Вдруг, солнечный луч, отраженный от креста часовни, ударил мне в глаза. Я зажмурился, повернул голову, и тут же столкнулся лицом к лицу с кадавром, бывшим когда-то женщиной, с почерневшими то ли от грязи, то ли крови волосами. Никакими усилиями нельзя было понять, стара она была при жизни или молода, красива, или безобразна. Жёлтые зубы в опухших дёснах клацали, будто пробуя на вкус запах живой человечины. Горло у неё было разворочено, оттого и шуму было мало. Выстрелить я уже не успевал, однако чуть ушел с линии атаки и сбил винтовкой костлявые руки, пропуская кадавра мимо себя, одновременно подсекая ей ноги. Та кубарем покатилась по сырой земле, прямо к ногам Пелагеи, что приметив гадину, вышибла ей мозги.
Мы, пригнувшись, торопливо шли вперед, изредка постреливая беспокойных мертвецов, по одиночке мчавших со стороны площади. Трухлявые бревна частокола, на наше счастье, сменились каменным забором.
Вражеские пули свистели над головой разными тонами, с шумом пролетали сквозь кусты, отрывая ветви, но вреда причинить уже не могли.
Когда наша троица достигла площади и свернула в Стольный Переулок, когда мне, грешным делом, показалось, что самое худшее позади, словно в насмешку, где-то в тумане послышался гомон приближающихся мертвых голосов, что отрезал нам путь к дому изобретателя.
- О, боги, - задыхаясь сказал Пахом, остановившись. - Прямо не пройти. За мной, господа, не зеваем!
С этими словами здоровяк круто взял влево и, с наскоку, всей своей мощью обрушился на дверь парадной ближайшего дома. Та, не выдержав подобного обращения, с грохотом отворилась. Я тут же узнал это место - это было здание "Второго общества взаимного кредита".

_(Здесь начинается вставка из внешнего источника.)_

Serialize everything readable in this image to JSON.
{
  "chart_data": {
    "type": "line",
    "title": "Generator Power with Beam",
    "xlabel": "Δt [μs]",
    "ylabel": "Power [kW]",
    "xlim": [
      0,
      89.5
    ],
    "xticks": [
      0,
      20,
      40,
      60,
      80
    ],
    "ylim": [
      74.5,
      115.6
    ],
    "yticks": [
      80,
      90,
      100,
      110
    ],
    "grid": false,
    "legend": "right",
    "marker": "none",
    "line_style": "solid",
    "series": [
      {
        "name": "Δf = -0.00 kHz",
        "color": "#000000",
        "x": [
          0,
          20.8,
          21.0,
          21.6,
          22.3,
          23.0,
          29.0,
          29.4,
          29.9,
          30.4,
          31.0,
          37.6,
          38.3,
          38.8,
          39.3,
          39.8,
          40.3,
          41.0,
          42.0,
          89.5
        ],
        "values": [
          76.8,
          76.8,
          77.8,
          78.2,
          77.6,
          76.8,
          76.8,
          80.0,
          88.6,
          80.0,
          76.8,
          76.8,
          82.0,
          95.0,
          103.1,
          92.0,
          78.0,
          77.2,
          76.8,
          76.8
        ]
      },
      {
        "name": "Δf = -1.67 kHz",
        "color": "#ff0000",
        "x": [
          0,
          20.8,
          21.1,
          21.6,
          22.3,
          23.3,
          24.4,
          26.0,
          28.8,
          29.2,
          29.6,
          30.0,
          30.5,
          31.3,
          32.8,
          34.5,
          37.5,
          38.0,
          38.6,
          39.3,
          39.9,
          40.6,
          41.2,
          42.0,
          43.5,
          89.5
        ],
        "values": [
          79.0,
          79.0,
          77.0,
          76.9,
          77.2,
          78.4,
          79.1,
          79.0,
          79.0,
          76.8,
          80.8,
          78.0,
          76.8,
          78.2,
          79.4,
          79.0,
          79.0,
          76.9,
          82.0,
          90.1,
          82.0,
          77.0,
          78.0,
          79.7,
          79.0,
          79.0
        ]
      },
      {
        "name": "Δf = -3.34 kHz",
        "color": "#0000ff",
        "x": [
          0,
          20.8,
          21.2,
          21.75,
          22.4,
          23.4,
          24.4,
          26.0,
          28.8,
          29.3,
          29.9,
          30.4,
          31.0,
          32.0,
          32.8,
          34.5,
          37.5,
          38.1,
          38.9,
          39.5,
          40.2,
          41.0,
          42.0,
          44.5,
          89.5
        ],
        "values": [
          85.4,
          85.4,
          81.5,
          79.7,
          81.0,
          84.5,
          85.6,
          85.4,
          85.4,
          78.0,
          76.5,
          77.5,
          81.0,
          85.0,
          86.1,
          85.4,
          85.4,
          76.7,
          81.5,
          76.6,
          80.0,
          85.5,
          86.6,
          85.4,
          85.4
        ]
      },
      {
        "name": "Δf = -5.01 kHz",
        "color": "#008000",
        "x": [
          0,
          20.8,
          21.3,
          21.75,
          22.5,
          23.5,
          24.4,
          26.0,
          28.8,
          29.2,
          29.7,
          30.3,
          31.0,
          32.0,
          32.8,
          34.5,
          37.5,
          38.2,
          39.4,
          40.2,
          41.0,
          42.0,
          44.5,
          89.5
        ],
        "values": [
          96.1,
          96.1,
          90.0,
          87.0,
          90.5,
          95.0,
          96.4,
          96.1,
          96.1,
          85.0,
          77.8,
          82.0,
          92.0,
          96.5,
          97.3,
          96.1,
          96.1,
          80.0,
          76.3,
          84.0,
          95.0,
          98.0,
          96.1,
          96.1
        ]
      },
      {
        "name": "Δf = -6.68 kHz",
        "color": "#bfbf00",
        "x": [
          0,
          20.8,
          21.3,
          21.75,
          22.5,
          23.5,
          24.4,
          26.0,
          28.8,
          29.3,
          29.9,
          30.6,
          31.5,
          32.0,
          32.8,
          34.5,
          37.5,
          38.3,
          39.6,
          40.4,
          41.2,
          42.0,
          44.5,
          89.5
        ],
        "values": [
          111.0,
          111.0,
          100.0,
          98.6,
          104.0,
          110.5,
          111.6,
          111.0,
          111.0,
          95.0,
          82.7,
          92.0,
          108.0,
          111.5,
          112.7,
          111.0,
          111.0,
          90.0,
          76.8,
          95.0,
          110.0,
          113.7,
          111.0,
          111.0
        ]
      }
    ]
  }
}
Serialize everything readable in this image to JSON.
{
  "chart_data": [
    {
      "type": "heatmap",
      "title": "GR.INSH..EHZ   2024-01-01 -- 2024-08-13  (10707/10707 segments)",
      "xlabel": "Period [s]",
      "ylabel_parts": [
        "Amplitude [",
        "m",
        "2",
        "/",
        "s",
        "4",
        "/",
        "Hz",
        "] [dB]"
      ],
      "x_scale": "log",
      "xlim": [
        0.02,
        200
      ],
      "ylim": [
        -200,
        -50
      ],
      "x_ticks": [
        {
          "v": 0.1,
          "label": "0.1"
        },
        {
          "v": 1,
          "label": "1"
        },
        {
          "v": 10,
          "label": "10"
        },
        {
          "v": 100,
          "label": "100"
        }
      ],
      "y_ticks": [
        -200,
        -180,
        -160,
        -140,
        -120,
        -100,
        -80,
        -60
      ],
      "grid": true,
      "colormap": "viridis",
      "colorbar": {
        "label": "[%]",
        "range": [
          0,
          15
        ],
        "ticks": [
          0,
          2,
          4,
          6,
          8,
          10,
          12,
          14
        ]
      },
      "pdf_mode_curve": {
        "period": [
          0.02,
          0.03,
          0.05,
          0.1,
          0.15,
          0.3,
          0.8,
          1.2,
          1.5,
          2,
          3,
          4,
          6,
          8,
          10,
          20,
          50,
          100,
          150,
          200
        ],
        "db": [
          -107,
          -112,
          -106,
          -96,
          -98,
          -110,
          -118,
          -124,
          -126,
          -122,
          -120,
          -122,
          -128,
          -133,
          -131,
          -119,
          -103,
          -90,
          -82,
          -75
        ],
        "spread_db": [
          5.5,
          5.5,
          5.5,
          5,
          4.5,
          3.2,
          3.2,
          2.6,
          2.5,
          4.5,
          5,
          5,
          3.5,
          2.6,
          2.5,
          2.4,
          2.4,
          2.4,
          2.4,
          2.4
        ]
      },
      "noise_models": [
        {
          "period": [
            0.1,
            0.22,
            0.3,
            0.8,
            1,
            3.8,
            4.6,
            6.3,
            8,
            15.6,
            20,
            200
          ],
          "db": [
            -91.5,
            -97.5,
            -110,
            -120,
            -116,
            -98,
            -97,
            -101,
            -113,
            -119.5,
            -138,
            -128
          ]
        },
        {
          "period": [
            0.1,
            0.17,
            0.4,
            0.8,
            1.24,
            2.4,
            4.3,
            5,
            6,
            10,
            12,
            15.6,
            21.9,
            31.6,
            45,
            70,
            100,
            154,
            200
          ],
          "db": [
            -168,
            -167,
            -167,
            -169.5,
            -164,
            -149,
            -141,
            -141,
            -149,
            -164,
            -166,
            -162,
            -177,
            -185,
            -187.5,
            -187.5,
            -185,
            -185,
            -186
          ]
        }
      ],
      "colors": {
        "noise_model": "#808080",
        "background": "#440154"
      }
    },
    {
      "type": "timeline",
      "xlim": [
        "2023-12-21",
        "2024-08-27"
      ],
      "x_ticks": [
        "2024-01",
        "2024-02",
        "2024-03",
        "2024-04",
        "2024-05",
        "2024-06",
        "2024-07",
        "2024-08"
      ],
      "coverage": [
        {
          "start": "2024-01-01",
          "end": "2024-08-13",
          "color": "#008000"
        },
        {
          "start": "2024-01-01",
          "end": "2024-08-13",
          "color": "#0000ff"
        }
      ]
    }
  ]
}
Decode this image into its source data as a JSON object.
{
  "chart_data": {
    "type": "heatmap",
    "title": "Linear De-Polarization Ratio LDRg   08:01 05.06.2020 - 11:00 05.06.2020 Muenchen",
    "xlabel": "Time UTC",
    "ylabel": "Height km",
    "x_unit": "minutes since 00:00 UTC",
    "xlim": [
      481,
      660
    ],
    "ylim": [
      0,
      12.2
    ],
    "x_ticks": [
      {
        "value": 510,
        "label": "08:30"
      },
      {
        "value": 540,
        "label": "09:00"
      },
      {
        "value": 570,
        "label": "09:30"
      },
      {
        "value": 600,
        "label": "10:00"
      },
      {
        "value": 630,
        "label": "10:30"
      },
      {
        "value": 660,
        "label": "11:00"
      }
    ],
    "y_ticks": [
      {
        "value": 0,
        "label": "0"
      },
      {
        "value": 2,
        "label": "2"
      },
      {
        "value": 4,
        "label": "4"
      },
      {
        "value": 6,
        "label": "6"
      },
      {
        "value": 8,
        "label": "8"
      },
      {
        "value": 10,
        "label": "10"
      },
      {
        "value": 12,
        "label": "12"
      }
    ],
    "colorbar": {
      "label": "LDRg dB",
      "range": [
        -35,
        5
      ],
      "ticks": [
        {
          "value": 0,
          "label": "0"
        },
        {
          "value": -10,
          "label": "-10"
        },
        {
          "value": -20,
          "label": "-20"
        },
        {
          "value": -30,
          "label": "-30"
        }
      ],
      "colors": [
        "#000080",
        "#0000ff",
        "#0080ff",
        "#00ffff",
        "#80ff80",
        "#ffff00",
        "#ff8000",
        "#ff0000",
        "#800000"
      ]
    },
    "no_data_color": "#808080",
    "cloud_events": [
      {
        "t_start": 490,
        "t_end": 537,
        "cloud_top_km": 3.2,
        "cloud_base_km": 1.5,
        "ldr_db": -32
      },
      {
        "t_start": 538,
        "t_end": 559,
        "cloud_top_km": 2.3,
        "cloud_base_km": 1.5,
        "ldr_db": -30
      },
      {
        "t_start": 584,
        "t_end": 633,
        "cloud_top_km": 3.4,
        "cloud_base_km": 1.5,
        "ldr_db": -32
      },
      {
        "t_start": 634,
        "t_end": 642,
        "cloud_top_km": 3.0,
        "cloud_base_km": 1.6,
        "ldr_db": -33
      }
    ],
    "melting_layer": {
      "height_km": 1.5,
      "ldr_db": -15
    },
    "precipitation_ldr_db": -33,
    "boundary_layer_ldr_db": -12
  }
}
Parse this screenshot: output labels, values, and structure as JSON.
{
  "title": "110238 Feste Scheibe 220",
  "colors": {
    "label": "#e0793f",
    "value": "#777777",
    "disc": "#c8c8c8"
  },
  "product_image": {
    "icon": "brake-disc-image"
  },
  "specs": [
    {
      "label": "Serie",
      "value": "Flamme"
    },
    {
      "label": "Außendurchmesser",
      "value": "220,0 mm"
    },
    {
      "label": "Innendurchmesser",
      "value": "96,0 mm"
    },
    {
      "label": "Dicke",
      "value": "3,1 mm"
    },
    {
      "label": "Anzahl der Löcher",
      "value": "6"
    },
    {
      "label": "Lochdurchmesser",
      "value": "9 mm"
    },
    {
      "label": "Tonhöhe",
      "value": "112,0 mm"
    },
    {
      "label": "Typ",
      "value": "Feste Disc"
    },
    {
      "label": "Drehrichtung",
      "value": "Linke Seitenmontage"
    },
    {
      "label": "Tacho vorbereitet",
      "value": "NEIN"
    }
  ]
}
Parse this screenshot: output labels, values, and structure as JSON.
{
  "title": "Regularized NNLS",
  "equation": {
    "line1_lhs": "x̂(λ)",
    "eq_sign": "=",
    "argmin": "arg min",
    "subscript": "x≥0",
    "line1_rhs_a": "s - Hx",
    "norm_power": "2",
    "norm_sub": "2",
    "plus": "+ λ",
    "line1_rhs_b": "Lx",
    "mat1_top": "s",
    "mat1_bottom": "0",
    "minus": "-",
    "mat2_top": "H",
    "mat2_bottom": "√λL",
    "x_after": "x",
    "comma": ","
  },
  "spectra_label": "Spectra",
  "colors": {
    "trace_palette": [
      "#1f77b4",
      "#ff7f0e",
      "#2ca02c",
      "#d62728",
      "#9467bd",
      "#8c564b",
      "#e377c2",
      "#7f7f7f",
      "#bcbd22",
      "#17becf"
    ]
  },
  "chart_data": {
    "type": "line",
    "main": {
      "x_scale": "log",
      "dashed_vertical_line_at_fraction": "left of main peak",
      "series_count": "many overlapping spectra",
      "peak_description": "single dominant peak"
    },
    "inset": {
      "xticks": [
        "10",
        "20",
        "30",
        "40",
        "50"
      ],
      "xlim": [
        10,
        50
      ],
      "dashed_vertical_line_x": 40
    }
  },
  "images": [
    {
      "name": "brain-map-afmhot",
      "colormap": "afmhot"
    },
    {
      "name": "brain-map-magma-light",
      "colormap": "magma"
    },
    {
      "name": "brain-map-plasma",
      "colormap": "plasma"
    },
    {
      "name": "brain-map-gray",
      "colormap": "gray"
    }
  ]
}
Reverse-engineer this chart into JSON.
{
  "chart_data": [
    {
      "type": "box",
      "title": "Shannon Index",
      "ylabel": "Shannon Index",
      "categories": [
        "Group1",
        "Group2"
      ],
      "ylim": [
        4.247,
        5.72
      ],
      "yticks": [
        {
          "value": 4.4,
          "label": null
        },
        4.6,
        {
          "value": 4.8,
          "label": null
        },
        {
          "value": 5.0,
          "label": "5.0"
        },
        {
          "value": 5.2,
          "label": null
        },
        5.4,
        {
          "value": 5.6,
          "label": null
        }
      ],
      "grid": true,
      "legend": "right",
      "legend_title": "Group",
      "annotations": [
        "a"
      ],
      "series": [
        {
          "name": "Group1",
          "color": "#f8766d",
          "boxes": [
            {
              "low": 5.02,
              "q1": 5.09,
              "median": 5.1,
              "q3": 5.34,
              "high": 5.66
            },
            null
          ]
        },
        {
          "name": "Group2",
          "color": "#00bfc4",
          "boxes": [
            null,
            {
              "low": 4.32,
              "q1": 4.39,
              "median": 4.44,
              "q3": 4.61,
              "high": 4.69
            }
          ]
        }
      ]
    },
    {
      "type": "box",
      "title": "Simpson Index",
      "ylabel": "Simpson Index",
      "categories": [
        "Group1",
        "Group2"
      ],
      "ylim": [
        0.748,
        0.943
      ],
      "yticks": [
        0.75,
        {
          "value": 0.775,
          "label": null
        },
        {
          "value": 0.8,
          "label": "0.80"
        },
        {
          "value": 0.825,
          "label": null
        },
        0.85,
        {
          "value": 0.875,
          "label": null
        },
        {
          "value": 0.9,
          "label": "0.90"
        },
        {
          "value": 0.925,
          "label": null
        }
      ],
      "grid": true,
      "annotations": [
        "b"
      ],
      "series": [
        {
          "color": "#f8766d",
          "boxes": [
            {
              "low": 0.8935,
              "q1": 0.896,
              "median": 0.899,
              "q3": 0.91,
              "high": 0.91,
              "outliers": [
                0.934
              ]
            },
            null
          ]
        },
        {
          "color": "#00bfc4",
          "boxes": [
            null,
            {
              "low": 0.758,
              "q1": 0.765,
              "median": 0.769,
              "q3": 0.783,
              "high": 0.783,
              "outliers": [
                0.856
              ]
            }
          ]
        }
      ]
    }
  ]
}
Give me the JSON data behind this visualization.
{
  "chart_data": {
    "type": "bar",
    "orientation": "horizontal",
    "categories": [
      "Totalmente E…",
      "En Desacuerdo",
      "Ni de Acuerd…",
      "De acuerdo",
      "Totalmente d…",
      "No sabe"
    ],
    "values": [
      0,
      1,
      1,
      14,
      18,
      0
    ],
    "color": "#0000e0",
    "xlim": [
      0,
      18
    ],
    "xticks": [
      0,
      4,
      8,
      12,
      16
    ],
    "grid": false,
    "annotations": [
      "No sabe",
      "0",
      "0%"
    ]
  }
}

- Скорее, помогите мне, - скомандовал Пахом, схватившись за массивную скамью из орешника.
Как только дверь стала крепко завалена всякого рода подручным хламом, я наспех огляделся.
В просторной зале, как и во всем здании, царил полумрак, освещенный лишь мутным светом, проходившим сквозь щели заколоченных окон; на стенах слоилась сырость и плесень; около картин, лепилась в виде фестонов паутина; зеркала, вместо того чтоб отражать предметы, могли бы служить скорее скрижалями; высоко вздымались витые бронзовые колонны с гигантскими канделябрами, что стали уже чернеть от времени. Как и в мой последний сюда визит, что - то гудело в старых аммосовских печах, теперь уже в унисон барабанной дроби, что отбивали по дубовой двери десятки гнилых рук.
По мраморной великолепной лестнице, устланной некогда дорогим мягким ковром, мы вбежали на второй этаж.
- Покамест схоронимся здесь, - сказал Пахом, оглядываясь. Голос его отдавался эхом. - Надо поискать выход и разведать обстановку. Только аккуратно. Боюсь, эти проклятые ромалэ от нас не отстанут.
- Не отстанут, - согласилась Пелагея, вставив недостающий патрон в барабан своего "Нагана". - К гадалке не ходи.
- Значится, надо скорее выбираться. - поправил маску здоровяк. - Через улицу не сунутся. Только снизу.
- Под этой лестницей, есть спуск вниз, - сказал я. - Либо в подвал, либо в денежные хранилища. Должна быть ещё одна - на том конце здания. Она поднимается сразу с подвала на второй этаж.
- Значит надо эти входы заложить, да поскорее, - предложила Пелагея.
- Верно мыслишь, согласился Пахом. - Значится так: я иду вниз - займусь дверью подвала. Пелагея, найди вход на чердак, мало ли что. Николай Александрович, вам остается дверь на этаже. Всё ясно?